Valle de sombras
En la primera edición española del Guinness, publicada en 1967, sólo figuraban tres récords nacionales; lo recuerdo porque una de mis primeras tareas periodísticas consistió en escribir una reseña sobre la magna obra, incidiendo especialmente, por supuesto, en las plusmarcas españolas, a saber: a) Manuel Benítez, El Cordobés, por la esforzada gesta de haber dado muerte a estoque a más toros que ningún otro ser humano en la historia del mundo. b) Un atleta, cuyo nombre he olvidado, que consiguió hacer girar un aro con un palito durante varios días con sus respectivas noches. Y c) Francisco Franco Bahamonde, como propietario del mayor mausoleo contemporáneo erigido en vida por uno mismo con sus propios mecanismos, en este caso por un pequeño dictador megalómano y superlativo, heredero, no en lo grande, sino en lo infinitamente mezquino, de los grandes déspotas de la Antigüedad; pioneros en la suprema crueldad de forzar a los vencidos supervivientes a edificar los monumentos a la gloria y memoria de los vencedores. Entre los forzados que labraron la faraónica tumba de Franco con sus huesos y su sangre, seguro que algunos trabajarían a marchas forzadas, con el pensamiento puesto en que pudiera ocuparla cuanto antes.
En el marco, realmente incomparable e inmarcesible, del Valle de Cuelgamuros, en el Guadarrama madrileño, Franco clavó la Cruz de los Evangelistas como un ostentoso pisapapeles; no era la cruz de su contumaz sacrificio por la patria una, grande y suya, sino el instrumento de tortura y muerte con el que crucificó a una población sometida y humillada. Y bajo la cruz airosa y los evangelistas ciclópeos, en las profundidades de las que nunca debió salir el monstruo, criptas basilicales, túneles y bóvedas, más castrenses que espirituales, catacumbas de una frialdad extrema consagradas a un culto execrable, a una secta que aunque minoritaria y presuntamente proscrita aún mantiene sus privilegios, sus partidarios y sus "durmientes", que se despiertan alteradísimos cuando en mitad de la noche los funcionarios de este Gobierno de laicos que no respetan nada descuajan alevosamente sus emblemas y sus símbolos.
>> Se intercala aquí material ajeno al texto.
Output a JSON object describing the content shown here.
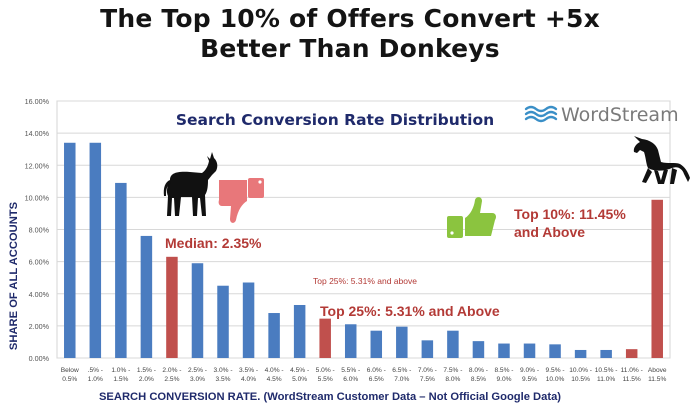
{
  "headline": {
    "line1": "The Top 10% of Offers Convert +5x",
    "line2": "Better Than Donkeys"
  },
  "logo": {
    "text": "WordStream",
    "color": "#3a8fc7",
    "icon": "wordstream-waves-icon"
  },
  "colors": {
    "bar_default": "#4a7cc0",
    "bar_highlight": "#c0504d",
    "annotation": "#b33a36",
    "title": "#1f2a6b",
    "axis_label": "#1f2a6b",
    "thumb_up": "#8bc43f",
    "thumb_down": "#e8777a"
  },
  "annotations": {
    "median": "Median: 2.35%",
    "top25_small": "Top 25%: 5.31% and above",
    "top25": "Top 25%: 5.31% and Above",
    "top10_line1": "Top 10%: 11.45%",
    "top10_line2": "and Above"
  },
  "icons": {
    "donkey": "donkey-icon",
    "unicorn": "unicorn-icon",
    "thumbs_down": "thumbs-down-icon",
    "thumbs_up": "thumbs-up-icon"
  },
  "chart_data": {
    "type": "bar",
    "title": "Search Conversion Rate Distribution",
    "xlabel": "SEARCH CONVERSION RATE.  (WordStream Customer Data – Not Official Google Data)",
    "ylabel": "SHARE OF ALL ACCOUNTS",
    "ylim": [
      0,
      16
    ],
    "yticks": [
      "0.00%",
      "2.00%",
      "4.00%",
      "6.00%",
      "8.00%",
      "10.00%",
      "12.00%",
      "14.00%",
      "16.00%"
    ],
    "grid": true,
    "categories": [
      [
        "Below",
        "0.5%"
      ],
      [
        ".5% -",
        "1.0%"
      ],
      [
        "1.0% -",
        "1.5%"
      ],
      [
        "1.5% -",
        "2.0%"
      ],
      [
        "2.0% -",
        "2.5%"
      ],
      [
        "2.5% -",
        "3.0%"
      ],
      [
        "3.0% -",
        "3.5%"
      ],
      [
        "3.5% -",
        "4.0%"
      ],
      [
        "4.0% -",
        "4.5%"
      ],
      [
        "4.5% -",
        "5.0%"
      ],
      [
        "5.0% -",
        "5.5%"
      ],
      [
        "5.5% -",
        "6.0%"
      ],
      [
        "6.0% -",
        "6.5%"
      ],
      [
        "6.5% -",
        "7.0%"
      ],
      [
        "7.0% -",
        "7.5%"
      ],
      [
        "7.5% -",
        "8.0%"
      ],
      [
        "8.0% -",
        "8.5%"
      ],
      [
        "8.5% -",
        "9.0%"
      ],
      [
        "9.0% -",
        "9.5%"
      ],
      [
        "9.5% -",
        "10.0%"
      ],
      [
        "10.0% -",
        "10.5%"
      ],
      [
        "10.5% -",
        "11.0%"
      ],
      [
        "11.0% -",
        "11.5%"
      ],
      [
        "Above",
        "11.5%"
      ]
    ],
    "values": [
      13.4,
      13.4,
      10.9,
      7.6,
      6.3,
      5.9,
      4.5,
      4.7,
      2.8,
      3.3,
      2.45,
      2.1,
      1.7,
      1.95,
      1.1,
      1.7,
      1.05,
      0.9,
      0.9,
      0.85,
      0.5,
      0.5,
      0.55,
      9.85
    ],
    "highlighted": [
      4,
      10,
      22,
      23
    ]
  }
}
Incómoda piedra en el zapato del Patrimonio Nacional, el rocoso búnker de Cuelgamuros es la caverna primigenia, la oscura catedral del nacionalcatolicismo donde aún se reúnen los fieles residuales de la religión franquista. No prosperó en su día el proceso de canonización del cristianísimo adalid, que sólo fue homologado y subido a los altares por Clemente, el antipapa, papa invidente y vidente de El Palmar de Troya, fallecido hace unos días; pero el alcázar no se rinde aunque algunos de sus últimos defensores tengan que contratar a mercenarios del aerosol para injuriar los muros en su nombre y en el de su descabalgado caudillo a causa de los achaques.
Recuperar esta irreciclable e incómoda reliquia del pasado reciente y ocuparla con un centro de interpretación del franquismo, como dicen que piensa hacer el Gobierno socialista-laico-tripartito, me parece una iniciativa salomónica y piadosa, menos irreverente que reconvertirla en parque temático con túnel del tiempo y cripta de los horrores. En Cuelgamuros hay muchas claves que interpretar, no son del tipo "Código da Vinci" pero hay que descodificarlas y desencriptarlas con mucho tacto. En las monumentales piedras de este faraónico mausoleo, Franco dejó algunos jeroglíficos de su personalidad inscritos en la piedra; por ejemplo, las colosales dimensiones del espacio total, el peso y los enormes volúmenes de los evangelistas, son propias de megalómanos cortos de talla amantes de los superlativos y de las botas de montar. Hay otro par de detalles significativos: Franco se negó a que las virtudes cardinales del friso fueran representadas por figuras femeninas, como pretendía el escultor, la prudencia, la justicia, la fortaleza y la templanza; según el excelentísimo mecenas, eran cosa de hombres, de ángeles en este caso. Y por último, el cliente exigió a Juan de Ávalos que rejuveneciera al máximo la estatua de san Juan Evangelista que el escultor quería representar como un anciano, en la edad en la que se supone que redactó su Evangelio y ese Apocalipsis tan querido en la iconografía franco-católica.